Pioneering quantum physicist to lead Archer’s quantum technology

January 31, 2019

Archer Exploration Limited has hired a pioneering quantum physicist to lead the company’s quantum technology business.

quantum technology

The new leader was appointed on 17 January 2019. Archer have recently executed an exclusive license agreement on room-temperature quantum technology with the University of Sydney.

Dr Martin Fuechsle, the new Manager of Quantum Technology for Archer, is internationally recognised for developing the smallest transistor, a “single-atom transistor”, and the fabrication of breakthrough quantum computing devices; pioneering achievements that strongly align to Archer’s technology development applications in the global semiconductor and quantum computing industries.

Commenting on the Appointment, Archer CEO Dr Mohammad Choucair said, “Dr Fuechsle is among the few highly talented physicists in the world capable of building quantum devices that push the boundaries of current information processing technology. His skills, experience, and exceptional track record strongly align to Archer’s requirements for developing our key vertical of Quantum Technology, and we look forward to working with him to expand our team and capabilities”.

Dr Martin Fuechsle’s immediate priority will be the technically develop the intellectual property claims in patents which Archer holds exclusive commercial rights to, related to room-temperature quantum computing materials and technology. This will involve applying best practices in the areas of quantum technology, specifically in quantum computing, materials, and spintronics, while advancing Archer’s strategic network in the semiconductor and quantum computing industry.
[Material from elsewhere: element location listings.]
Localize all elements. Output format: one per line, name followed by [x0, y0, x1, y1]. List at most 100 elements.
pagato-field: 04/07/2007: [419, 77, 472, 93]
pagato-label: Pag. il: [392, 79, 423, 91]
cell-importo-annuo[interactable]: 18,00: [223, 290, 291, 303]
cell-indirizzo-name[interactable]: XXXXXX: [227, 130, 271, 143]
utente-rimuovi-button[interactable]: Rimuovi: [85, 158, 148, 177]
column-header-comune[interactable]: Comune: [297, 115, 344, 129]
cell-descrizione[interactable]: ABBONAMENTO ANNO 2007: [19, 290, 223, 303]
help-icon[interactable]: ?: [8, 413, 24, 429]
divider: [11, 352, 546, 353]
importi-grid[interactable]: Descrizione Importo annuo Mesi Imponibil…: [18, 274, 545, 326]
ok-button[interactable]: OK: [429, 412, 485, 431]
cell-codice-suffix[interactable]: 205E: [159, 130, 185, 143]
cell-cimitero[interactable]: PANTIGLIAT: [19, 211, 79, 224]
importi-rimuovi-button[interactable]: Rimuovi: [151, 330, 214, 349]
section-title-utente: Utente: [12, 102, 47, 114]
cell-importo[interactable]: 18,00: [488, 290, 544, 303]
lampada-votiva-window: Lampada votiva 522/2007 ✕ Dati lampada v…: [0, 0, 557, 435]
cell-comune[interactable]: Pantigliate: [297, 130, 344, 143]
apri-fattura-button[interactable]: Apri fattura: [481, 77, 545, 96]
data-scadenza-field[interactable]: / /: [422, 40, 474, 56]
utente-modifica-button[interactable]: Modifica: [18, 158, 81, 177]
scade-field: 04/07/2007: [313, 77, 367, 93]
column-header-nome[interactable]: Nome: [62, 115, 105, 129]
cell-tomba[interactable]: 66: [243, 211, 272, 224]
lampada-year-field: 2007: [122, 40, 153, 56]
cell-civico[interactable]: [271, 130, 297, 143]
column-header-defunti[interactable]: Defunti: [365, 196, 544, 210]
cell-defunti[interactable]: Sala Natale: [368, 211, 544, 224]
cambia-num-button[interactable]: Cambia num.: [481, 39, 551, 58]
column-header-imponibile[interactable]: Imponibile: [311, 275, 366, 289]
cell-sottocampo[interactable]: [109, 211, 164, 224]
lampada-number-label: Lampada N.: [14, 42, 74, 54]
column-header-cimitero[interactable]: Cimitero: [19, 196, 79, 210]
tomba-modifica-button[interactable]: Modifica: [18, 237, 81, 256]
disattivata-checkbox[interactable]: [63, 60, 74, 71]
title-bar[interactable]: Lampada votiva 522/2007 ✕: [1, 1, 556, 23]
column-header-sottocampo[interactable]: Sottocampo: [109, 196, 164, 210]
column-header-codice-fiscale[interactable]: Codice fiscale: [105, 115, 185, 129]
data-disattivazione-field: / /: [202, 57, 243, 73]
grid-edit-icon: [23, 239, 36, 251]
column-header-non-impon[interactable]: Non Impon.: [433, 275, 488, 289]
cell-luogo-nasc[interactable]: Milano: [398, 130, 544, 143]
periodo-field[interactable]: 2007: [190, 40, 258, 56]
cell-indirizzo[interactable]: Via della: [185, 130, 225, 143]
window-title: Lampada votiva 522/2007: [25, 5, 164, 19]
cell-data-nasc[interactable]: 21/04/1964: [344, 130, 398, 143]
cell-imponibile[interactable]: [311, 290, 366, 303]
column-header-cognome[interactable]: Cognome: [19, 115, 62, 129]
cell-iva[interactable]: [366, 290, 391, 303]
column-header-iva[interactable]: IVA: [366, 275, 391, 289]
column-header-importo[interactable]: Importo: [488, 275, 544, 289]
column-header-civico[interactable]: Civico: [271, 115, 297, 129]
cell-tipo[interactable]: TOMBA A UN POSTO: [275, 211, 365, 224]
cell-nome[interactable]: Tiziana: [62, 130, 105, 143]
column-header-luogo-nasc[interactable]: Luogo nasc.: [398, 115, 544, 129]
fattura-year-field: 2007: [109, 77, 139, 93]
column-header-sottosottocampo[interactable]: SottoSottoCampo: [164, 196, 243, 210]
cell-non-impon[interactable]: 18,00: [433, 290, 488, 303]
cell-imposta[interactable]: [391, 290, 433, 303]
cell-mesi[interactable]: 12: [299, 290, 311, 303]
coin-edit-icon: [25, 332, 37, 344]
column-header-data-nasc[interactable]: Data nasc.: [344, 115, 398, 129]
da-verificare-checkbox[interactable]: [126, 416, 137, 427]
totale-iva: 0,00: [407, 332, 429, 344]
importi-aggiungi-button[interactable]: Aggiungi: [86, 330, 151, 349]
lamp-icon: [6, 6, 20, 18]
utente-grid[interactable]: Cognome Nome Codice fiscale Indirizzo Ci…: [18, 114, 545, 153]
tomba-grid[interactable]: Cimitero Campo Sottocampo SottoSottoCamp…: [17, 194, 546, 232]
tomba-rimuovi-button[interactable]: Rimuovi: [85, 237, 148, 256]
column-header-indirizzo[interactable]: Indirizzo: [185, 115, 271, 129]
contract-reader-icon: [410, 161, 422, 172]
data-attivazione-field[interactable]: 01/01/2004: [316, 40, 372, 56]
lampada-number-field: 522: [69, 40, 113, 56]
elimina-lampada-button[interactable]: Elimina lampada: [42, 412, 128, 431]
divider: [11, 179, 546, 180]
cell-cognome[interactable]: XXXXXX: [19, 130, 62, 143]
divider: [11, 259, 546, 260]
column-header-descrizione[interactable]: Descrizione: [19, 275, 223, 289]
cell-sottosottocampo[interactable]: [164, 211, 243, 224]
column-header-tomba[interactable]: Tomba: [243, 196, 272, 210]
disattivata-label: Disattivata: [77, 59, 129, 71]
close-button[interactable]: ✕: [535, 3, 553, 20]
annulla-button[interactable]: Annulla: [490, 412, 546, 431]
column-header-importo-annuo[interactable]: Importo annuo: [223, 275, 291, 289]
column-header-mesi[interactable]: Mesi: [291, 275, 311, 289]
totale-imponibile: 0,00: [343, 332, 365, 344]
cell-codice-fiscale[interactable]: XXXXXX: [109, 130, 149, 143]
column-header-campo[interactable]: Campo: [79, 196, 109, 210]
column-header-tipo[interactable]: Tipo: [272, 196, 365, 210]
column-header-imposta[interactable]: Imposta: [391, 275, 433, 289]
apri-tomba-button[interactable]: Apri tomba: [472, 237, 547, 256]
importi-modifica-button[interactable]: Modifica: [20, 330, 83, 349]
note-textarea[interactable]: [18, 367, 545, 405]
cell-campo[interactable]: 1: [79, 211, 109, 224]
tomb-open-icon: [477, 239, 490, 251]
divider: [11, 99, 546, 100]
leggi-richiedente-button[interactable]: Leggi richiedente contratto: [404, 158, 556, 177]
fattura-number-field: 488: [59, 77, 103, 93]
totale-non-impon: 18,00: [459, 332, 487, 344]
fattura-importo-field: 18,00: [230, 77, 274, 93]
Successful development of Archer’s room-temperature quantum technology would represent a major global breakthrough in the quantum computing industry, estimated to reach $US29 billion by 2021 and linked to the $US500 billion semiconductor market, catalysed by technical advances that allow for practicality, accessibility, and wide-spread consumer adoption. Patents protecting the Licenced IP have been filed internationally to cover Europe, Australia, United States of America, Japan, Hong Kong, Republic of Korea, and China.